Оба они мокрые, грязные, черные, измученные…

– Щас вытянем – и ходу…

На пограничном катере (дежурный у прожектора):

– Сеть как раз выбирают… Лодка-то чья? Наша или калмыцкая?

Лейтенант:

– Да наша, легко нагружена.

– А моторчик «Ямаха». С таким и не погоняешься. Во, готово, выбрали! Движок заводят!

В лодке Федька одним рывком запускает мотор.

Лейтенант дежурному на катере:

– Гоняться еще с ними! Значит, давай-ка я их подержу, а ты – срежь им нос! Только по людям не бей, по корме не бей, режь ей нос – и дело с концом…

Дежурный делает шаг к станковому пулемету, установленному на турели, смотрит в прицел, видит, как лодка трогается, делает разворот, ложится на обратный курс – и рубит из своего пулемета. В прицел видно, как трассирующие пули подходят к лодке, а потом бьют ей в нос, в нос, и лодка на полном ходу уходит под воду…

Федька с Сашкой оказываются в черной, подернутой нефтью воде.
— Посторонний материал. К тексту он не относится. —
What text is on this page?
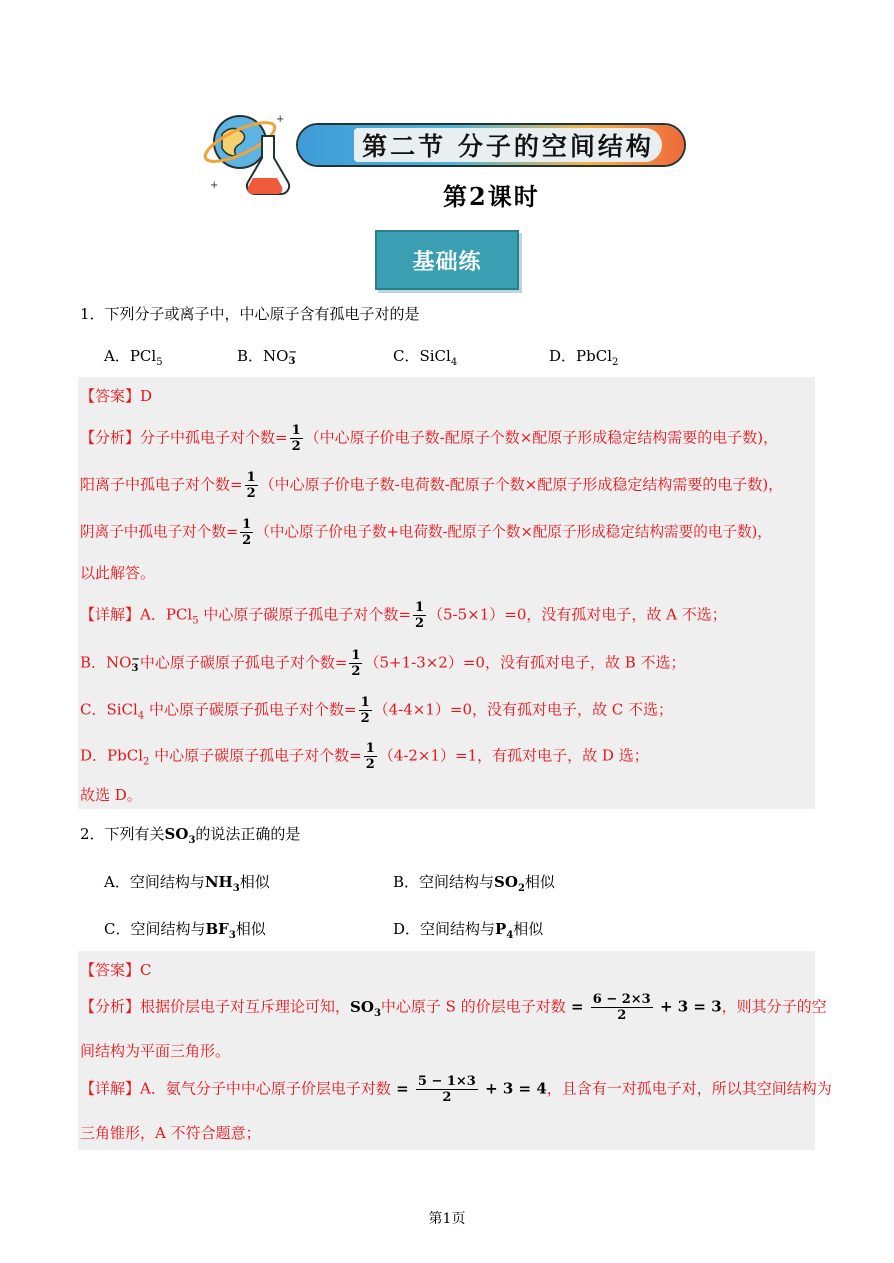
+
+
第二节 分子的空间结构
第2课时
基础练
1．下列分子或离子中，中心原子含有孤电子对的是
A．PCl$_5$	B．NO−
3	C．SiCl$_4$	D．PbCl$_2$
【答案】D
【分析】分子中孤电子对个数= $\frac{1}{2}$ （中心原子价电子数-配原子个数×配原子形成稳定结构需要的电子数)，
阳离子中孤电子对个数= $\frac{1}{2}$ （中心原子价电子数-电荷数-配原子个数×配原子形成稳定结构需要的电子数)，
阴离子中孤电子对个数= $\frac{1}{2}$ （中心原子价电子数+电荷数-配原子个数×配原子形成稳定结构需要的电子数)，
以此解答。
【详解】A．PCl$_5$ 中心原子碳原子孤电子对个数= $\frac{1}{2} (5-5\times 1)=0$，没有孤对电子，故 A 不选；
B．NO−
3中心原子碳原子孤电子对个数= $\frac{1}{2} (5+1-3\times 2)=0$，没有孤对电子，故 B 不选；
C．SiCl$_4$ 中心原子碳原子孤电子对个数= $\frac{1}{2} (4-4\times 1)=0$，没有孤对电子，故 C 不选；
D．PbCl$_2$ 中心原子碳原子孤电子对个数= $\frac{1}{2} (4-2\times 1)=1$，有孤对电子，故 D 选；
故选 D。
2．下列有关$SO_3$的说法正确的是
A．空间结构与$NH_3$相似	B．空间结构与$SO_2$相似
C．空间结构与$BF_3$相似	D．空间结构与$P_4$相似
【答案】C
【分析】根据价层电子对互斥理论可知，$SO_3$中心原子 S 的价层电子对数 = $\frac{6 - 2\times 3}{2} + 3 = 3$，则其分子的空
间结构为平面三角形。
【详解】A．氨气分子中中心原子价层电子对数 = $\frac{5 - 1\times 3}{2} + 3 = 4$，且含有一对孤电子对，所以其空间结构为
三角锥形，A 不符合题意；
第1页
– Саш, – отплевывается Федька, – тут до мелких мест недалеко. Ты фуфайку, главное, с себя сними, сапоги, штаны, если сможешь, – и плыви на камыш. Где камыш – там мелко. Обо мне не думай, сам выплывай, у Вальки встретимся, бог даст…

И вот в черной ночи они начинают раздеваться и плыть…

Сначала впечатление, что они борются с кем-то под водою… Это они стягивают, сдирают одежду с себя… Потом плывут. Федька как будто в сторону буровой, Сашка, напротив, – от нее, на тростниковую крепь… Долго плывут. Рассвет, все море в черной нефти. Рядом с Сашкой бьются в нефти водоплавающие – тут и не отличишь уже, кто утка, кто огарь… Вот лебедя видно, он весь перемазан, взлететь пытается, да слиплись прекрасные перья…

ХХ

С утра на глинистой отмели, где стоит палатка «охотников за голосами», первым просыпается Николай Иванович. Он откидывает полог палатки, быстро и даже обеспокоенно вдевает ноги в сапоги, подхватывает бинокль и, остановившись у кромки воды, вглядывается в даль. Но, похоже, ничего такого не видит за стенами камыша. Но слышит. И совершенно явственно он слышит птичьи голоса, похожие то на крик, то на стон, которые разбудили его, и уже тогда, в миг пробуждения или в последний миг сна по этим голосам он знал, что стряслась беда…

Следом за Николаем Ивановичем из палатки вылезает совершенно сонный Брайан, который, надо сказать, не привык вставать так рано, чуть пошатываясь, уходит он за палатку, чтобы первым делом хорошенько проссаться. Миша-звучок присоединяется к нему; следом появляется сонно-молчаливый оператор Андрей и, не говоря никому ни слова, начинает разжигать примус. Алексей вылезает последним, потягивается, изображая из себя бравого малого, и, зевая, произносит: «Ну и рань!». Нет, они, музыканты, глухи к этим душераздирающим нотам в птичьих криках, тогда как для Николая Ивановича крик стаи, или, вернее, многих стай, там, вдали, это – отчаянное взывание о помощи…

Андрей раскочегаривает наконец примус и заваривает крепкий чай, чтобы проснуться.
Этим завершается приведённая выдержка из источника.